Governo Temer vai à TV explicar por que lhe agradecer pela chicotada
Procurei, procurei, mas não encontrei no discurso do ministro da Fazenda Henrique Meirelles, em cadeia nacional de rádio e TV, realizado na noite desta quinta (6), nada sobre os mais ricos também contribuírem para o país sair da crise. Ele veio a público para tentar justificar a Proposta de Emenda Constitucional 241, que vai limitar o aumento dos gastos públicos nos próximos 20 anos. E, ao contrário do que deixou a entender em sua fala, vai impactar sim as áreas da educação e da saúde – dos quais dependem as classes mais humildes.
Qualquer semovente sabe que o país vive uma grave crise econômica, social e política. E que o governo de Dilma Rousseff é o grande responsável (não gosto da palavra "culpa" porque é muito religioso) dessa situação. Mas não é chicoteando apenas quem mais depende do Estado que o problema será resolvido. Pois, podemos, ao final, voltar a crescer, mas a custo de quê? Da dignidade de milhões de brasileiros?
O ministro falou na TV que o país gasta mais do que arrecada, o que é verdade. Mas não discutiu o porquê. Nem quais devem ser as prioridades do Estado e o que deve ser cortado.
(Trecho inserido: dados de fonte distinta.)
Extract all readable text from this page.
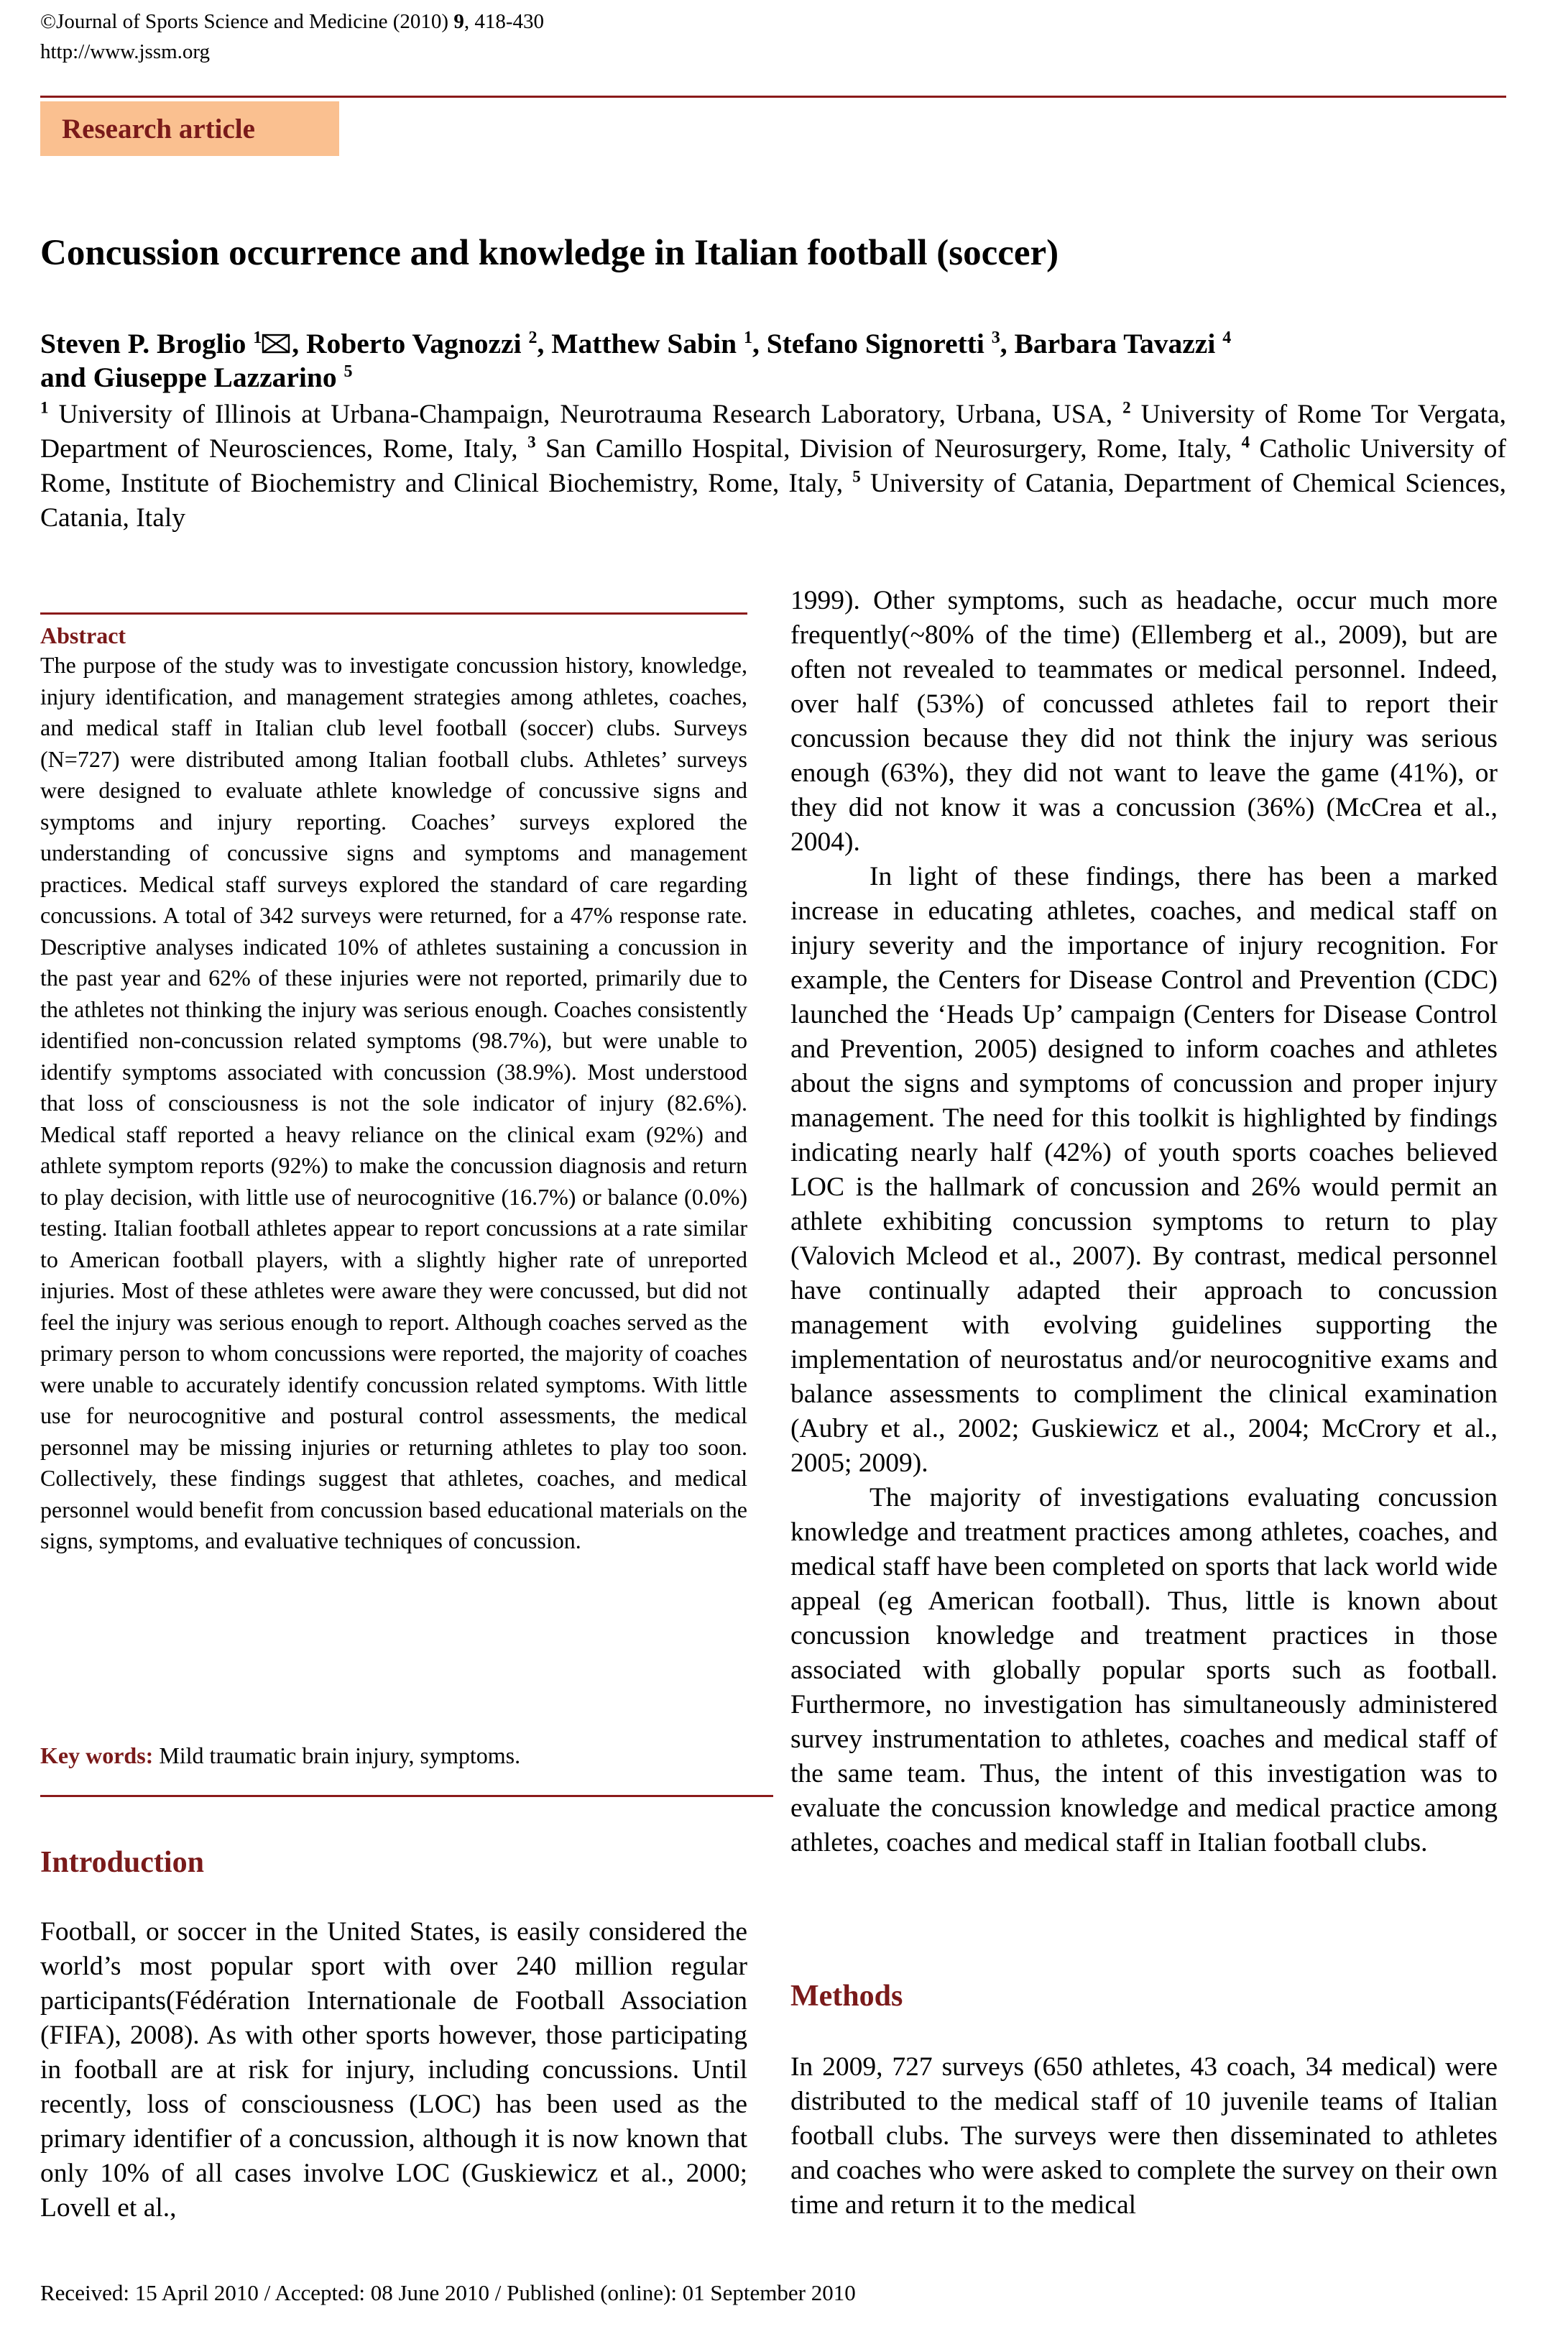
©Journal of Sports Science and Medicine (2010) 9, 418-430
http://www.jssm.org
Research article
Concussion occurrence and knowledge in Italian football (soccer)
Steven P. Broglio $^1$ , Roberto Vagnozzi $^2$, Matthew Sabin $^1$, Stefano Signoretti $^3$, Barbara Tavazzi $^4$
and Giuseppe Lazzarino $^5$
$^1$ University of Illinois at Urbana-Champaign, Neurotrauma Research Laboratory, Urbana, USA, $^2$ University of Rome Tor Vergata, Department of Neurosciences, Rome, Italy, $^3$ San Camillo Hospital, Division of Neurosurgery, Rome, Italy, $^4$ Catholic University of Rome, Institute of Biochemistry and Clinical Biochemistry, Rome, Italy, $^5$ University of Catania, Department of Chemical Sciences, Catania, Italy
Abstract
The purpose of the study was to investigate concussion history, knowledge, injury identification, and management strategies among athletes, coaches, and medical staff in Italian club level football (soccer) clubs. Surveys (N=727) were distributed among Italian football clubs. Athletes’ surveys were designed to evaluate athlete knowledge of concussive signs and symptoms and injury reporting. Coaches’ surveys explored the understanding of concussive signs and symptoms and management practices. Medical staff surveys explored the standard of care regarding concussions. A total of 342 surveys were returned, for a 47% response rate. Descriptive analyses indicated 10% of athletes sustaining a concussion in the past year and 62% of these injuries were not reported, primarily due to the athletes not thinking the injury was serious enough. Coaches consistently identified non-concussion related symptoms (98.7%), but were unable to identify symptoms associated with concussion (38.9%). Most understood that loss of consciousness is not the sole indicator of injury (82.6%). Medical staff reported a heavy reliance on the clinical exam (92%) and athlete symptom reports (92%) to make the concussion diagnosis and return to play decision, with little use of neurocognitive (16.7%) or balance (0.0%) testing. Italian football athletes appear to report concussions at a rate similar to American football players, with a slightly higher rate of unreported injuries. Most of these athletes were aware they were concussed, but did not feel the injury was serious enough to report. Although coaches served as the primary person to whom concussions were reported, the majority of coaches were unable to accurately identify concussion related symptoms. With little use for neurocognitive and postural control assessments, the medical personnel may be missing injuries or returning athletes to play too soon. Collectively, these findings suggest that athletes, coaches, and medical personnel would benefit from concussion based educational materials on the signs, symptoms, and evaluative techniques of concussion.
Key words: Mild traumatic brain injury, symptoms.
Introduction

Football, or soccer in the United States, is easily considered the world’s most popular sport with over 240 million regular participants(Fédération Internationale de Football Association (FIFA), 2008). As with other sports however, those participating in football are at risk for injury, including concussions. Until recently, loss of consciousness (LOC) has been used as the primary identifier of a concussion, although it is now known that only 10% of all cases involve LOC (Guskiewicz et al., 2000; Lovell et al.,

1999). Other symptoms, such as headache, occur much more frequently(~80% of the time) (Ellemberg et al., 2009), but are often not revealed to teammates or medical personnel. Indeed, over half (53%) of concussed athletes fail to report their concussion because they did not think the injury was serious enough (63%), they did not want to leave the game (41%), or they did not know it was a concussion (36%) (McCrea et al., 2004).

In light of these findings, there has been a marked increase in educating athletes, coaches, and medical staff on injury severity and the importance of injury recognition. For example, the Centers for Disease Control and Prevention (CDC) launched the ‘Heads Up’ campaign (Centers for Disease Control and Prevention, 2005) designed to inform coaches and athletes about the signs and symptoms of concussion and proper injury management. The need for this toolkit is highlighted by findings indicating nearly half (42%) of youth sports coaches believed LOC is the hallmark of concussion and 26% would permit an athlete exhibiting concussion symptoms to return to play (Valovich Mcleod et al., 2007). By contrast, medical personnel have continually adapted their approach to concussion management with evolving guidelines supporting the implementation of neurostatus and/or neurocognitive exams and balance assessments to compliment the clinical examination (Aubry et al., 2002; Guskiewicz et al., 2004; McCrory et al., 2005; 2009).

The majority of investigations evaluating concussion knowledge and treatment practices among athletes, coaches, and medical staff have been completed on sports that lack world wide appeal (eg American football). Thus, little is known about concussion knowledge and treatment practices in those associated with globally popular sports such as football. Furthermore, no investigation has simultaneously administered survey instrumentation to athletes, coaches and medical staff of the same team. Thus, the intent of this investigation was to evaluate the concussion knowledge and medical practice among athletes, coaches and medical staff in Italian football clubs.

Methods

In 2009, 727 surveys (650 athletes, 43 coach, 34 medical) were distributed to the medical staff of 10 juvenile teams of Italian football clubs. The surveys were then disseminated to athletes and coaches who were asked to complete the survey on their own time and return it to the medical

Received: 15 April 2010 / Accepted: 08 June 2010 / Published (online): 01 September 2010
O aumento da destinação de recursos em gastos públicos, como educação e saúde, tem ocorrido acima da inflação nas últimas décadas – em parte para responder às demandas sociais presentes na Carta Magna de 1988 e, consequentemente, tentar reduzir o imenso abismo social do país. Se o reajuste tivesse sido apenas pela inflação, anualmente teríamos um reajuste de custos e o tamanho da oferta de serviços não cresceria, permanecendo tudo como estava.
Se a qualidade do serviço público segue, mesmo assim, insuficiente para a garantia da dignidade da população, imagine quando novos investimentos para além da inflação forem cortados. O que deve acontecer, de acordo com o texto da proposta aprovado, nesta quinta, na comissão especial da Câmara dos Deputados criada para analisar a PEC, a partir de 2018.
Educação e saúde, até hoje, eram atreladas a uma porcentagem do orçamento (o montante da saúde, em nível federal, cresce baseado na variação do PIB, e o da educação, deve ser de, pelo menos, 18% da receita).
Como o governo está propondo um teto para a evolução das despesas públicas baseado na variação da inflação (ou seja, sem crescimento real), precisará restringir, a partir de 2018, o que é gasto nessas áreas pois não poderá cortar de outros lados protegidos, como o salário e verba de custeio de deputados federais, senadores, ministros e presidente.
Ninguém nega que o déficit público precisa ser equacionado e que soluções amargas devem ser propostas e discutidas. E todos terão que dar sua contribuição. Mas Michel Temer e seu porta-voz Henrique Meirelles demonstram um carinho grande com o andar de cima ao propor uma medida que limitará gastos que mexem diretamente com a qualidade de vida dos mais pobres e evitam aplicar remédios amargos entre os mais ricos.
Por exemplo, a volta da taxação de dividendos recebidos de empresas e uma alteração decente na tabela do Imposto de Renda (criando novas alíquotas para cobrar mais de quem ganha mais e isentando a maior parte da classe média). Isso sem falar na regulamentação de um imposto sobre grandes fortunas e um aumento na taxação de grandes heranças (seguindo o modelo norte-americano ou europeu).
Essas medidas sozinhas não resolvem a bancarrota para a qual caminhamos, mas sinalizaria algo importante: que o país não é mais um lugar no qual os lucros são privatizados (aliás, os mais ricos ganharam muito mais do que os mais pobres durante os governos do PSDB e PT) e os prejuízos são socializados (daí, apenas entre os mais pobres). O governo ao invés de buscar medidas que amortecessem o sofrimentos dos mais pobres, que são os que mais sentem uma crise econômica, tenta preservar os mais ricos e as associações empresariais que os colocaram lá.
Se todos contribuíssem, o texto da Constituição Federal de 1988 continuaria, aos poucos, a deixar de ser ficção e se tornar realidade.